En la Ciudad Eterna, Despuig fue ganando nuevas simpatías entre los obispos y cardenales. Esta labor incansable dio sus frutos en 1791, cuando se le nombró obispo de Orihuela. Durante su episcopado se dedicó a dar refugio a los franceses que huían de los trágicos acontecimientos provocados por la Revolución. A los pocos años hubo un importante conflicto entre el arzobispo de Valencia y el capitán general, que acabó con la huida del prelado (1795). Ello provocó que Despuig, que gozaba de la confianza del rey, fuese el encargado de sustituirlo.

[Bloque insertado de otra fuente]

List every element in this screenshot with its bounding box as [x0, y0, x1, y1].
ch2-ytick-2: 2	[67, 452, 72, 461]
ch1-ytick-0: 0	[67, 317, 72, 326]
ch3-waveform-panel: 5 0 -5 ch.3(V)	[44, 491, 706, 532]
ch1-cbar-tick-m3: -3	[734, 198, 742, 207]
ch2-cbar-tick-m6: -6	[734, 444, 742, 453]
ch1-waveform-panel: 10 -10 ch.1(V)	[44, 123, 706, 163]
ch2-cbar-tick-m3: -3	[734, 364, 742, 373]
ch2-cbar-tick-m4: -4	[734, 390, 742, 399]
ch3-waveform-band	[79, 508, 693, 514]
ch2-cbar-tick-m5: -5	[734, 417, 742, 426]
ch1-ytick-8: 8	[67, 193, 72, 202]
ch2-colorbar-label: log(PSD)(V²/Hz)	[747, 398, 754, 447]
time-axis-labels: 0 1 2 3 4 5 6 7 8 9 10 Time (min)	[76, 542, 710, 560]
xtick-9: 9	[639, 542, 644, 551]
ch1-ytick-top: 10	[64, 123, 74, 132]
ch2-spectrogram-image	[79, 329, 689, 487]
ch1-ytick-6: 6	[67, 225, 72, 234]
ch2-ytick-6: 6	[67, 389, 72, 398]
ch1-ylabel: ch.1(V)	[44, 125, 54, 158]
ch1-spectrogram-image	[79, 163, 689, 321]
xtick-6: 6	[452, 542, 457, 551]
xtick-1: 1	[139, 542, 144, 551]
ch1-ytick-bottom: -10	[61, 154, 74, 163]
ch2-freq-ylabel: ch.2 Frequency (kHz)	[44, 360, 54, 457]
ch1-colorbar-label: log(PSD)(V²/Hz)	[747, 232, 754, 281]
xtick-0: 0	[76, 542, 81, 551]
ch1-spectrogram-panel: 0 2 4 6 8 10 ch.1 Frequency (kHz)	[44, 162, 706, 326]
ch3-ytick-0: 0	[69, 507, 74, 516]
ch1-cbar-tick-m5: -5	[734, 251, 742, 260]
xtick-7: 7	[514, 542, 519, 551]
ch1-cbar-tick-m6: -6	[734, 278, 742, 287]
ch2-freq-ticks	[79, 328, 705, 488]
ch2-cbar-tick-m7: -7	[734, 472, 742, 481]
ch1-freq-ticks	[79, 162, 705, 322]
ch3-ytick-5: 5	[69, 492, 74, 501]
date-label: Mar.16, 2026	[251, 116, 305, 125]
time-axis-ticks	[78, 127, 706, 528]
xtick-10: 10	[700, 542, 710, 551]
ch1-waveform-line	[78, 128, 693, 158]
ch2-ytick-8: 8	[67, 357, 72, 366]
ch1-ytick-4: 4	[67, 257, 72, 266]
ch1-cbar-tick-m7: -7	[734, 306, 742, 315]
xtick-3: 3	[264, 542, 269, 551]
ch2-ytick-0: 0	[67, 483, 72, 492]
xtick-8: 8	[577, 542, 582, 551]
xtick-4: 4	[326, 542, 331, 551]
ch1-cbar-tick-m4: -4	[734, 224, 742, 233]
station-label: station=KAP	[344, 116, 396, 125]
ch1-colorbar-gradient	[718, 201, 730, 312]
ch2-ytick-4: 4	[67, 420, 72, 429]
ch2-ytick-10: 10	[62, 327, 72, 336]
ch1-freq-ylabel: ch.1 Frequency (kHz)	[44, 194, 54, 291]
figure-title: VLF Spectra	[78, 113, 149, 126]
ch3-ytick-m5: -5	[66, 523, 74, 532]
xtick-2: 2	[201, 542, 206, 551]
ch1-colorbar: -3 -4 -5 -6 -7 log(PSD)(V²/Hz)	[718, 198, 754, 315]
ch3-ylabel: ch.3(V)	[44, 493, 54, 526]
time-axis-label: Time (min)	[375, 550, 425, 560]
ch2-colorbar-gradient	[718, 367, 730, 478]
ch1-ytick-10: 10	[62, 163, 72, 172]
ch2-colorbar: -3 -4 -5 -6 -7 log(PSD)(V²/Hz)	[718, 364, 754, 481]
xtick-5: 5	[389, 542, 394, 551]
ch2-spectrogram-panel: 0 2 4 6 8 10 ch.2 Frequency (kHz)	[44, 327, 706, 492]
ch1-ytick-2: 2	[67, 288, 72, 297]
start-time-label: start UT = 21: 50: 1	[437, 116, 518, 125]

Como era de esperar, esta decisión de urgencia se mantuvo provisionalmente. De hecho, antes de que acabase el año, el prelado mallorquín fue nombrado arzobispo de Sevilla. Una vez en la capital hispalense, Despuig entró de lleno en la complicada vida política española, capitaneada por Godoy. Fue durante ese período que las tropas de Napoleón ocuparon Roma (Tratado de Tolentino), mientras el Papa Pío VI quedaba secuestrado en una cartuja cercana a Florencia. Ante esa situación tan delicada para la Iglesia, el rey de España envió una comisión de tres arzobispos ?entre los que se encontraba el de Sevilla? a Italia en auxilio del Santo Padre. Por lo que se puede leer en las cartas conservadas y en el detallado diario que escribió Despuig, se deduce que el mallorquín hizo migas con el Papa, estableciéndose cierta complicidad entre ambos. Estando junto al santo Padre, el arzobispo de Sevilla se sinceró y le reconoció que quería renunciar a la mitra sevillana. En aquellos momentos tan difíciles sólo deseaba quedarse junto al pontífice. Por ello, Despuig pidió la vacante del Patriarcado de Antioquía, dignidad que se ejercía desde Roma. Lo consiguió en 1799, por lo que se estableció en la Ciudad Eterna. Tal como recuerda José Orlandis, tras la muerte de Pío VI, el cónclave que había de escoger nuevo Papa pudo celebrarse con éxito en Venecia, gracias a los esfuerzos de dos futuros cardenales: Ercole Consalvi y Antoni Despuig. Además, el mallorquín intercedió por el cardenal y monje benedictino Bernabé Chiaramonti, el cual fue proclamado Papa bajo el nombre de Pío VII. Fue el nuevo pontífice que, reconociendo la labor de Despuig, le concedió el capello cardenalicio (1803).

El cardenal Despuig demostró sobradamente su lealtad al santo Padre. Pío VII, obligado por Napoleón a abandonar Roma, despojado de todos sus bienes, sumido en la más absoluta pobreza, fue desterrado a Francia. El cardenal mallorquín no sólo no se separó de él, sino que pagó todos los gastos del viaje. Después, Antoni Despuig se trasladó a Mallorca, donde residió de 1804 a 1807. Este último año regresó a Roma, donde se mantenía la pugna entre Napoleón y Pío VII. Allí fue encarcelado por los franceses. Fue trasladado a París para posteriormente ser liberado. El propio Napoleón le concedió licencia para regresar a Roma. Pero durante el regreso, en la ciudad de Lucca, encontró la muerte. Sus restos descansan en la iglesia conventual de Santa Magdalena de Palma.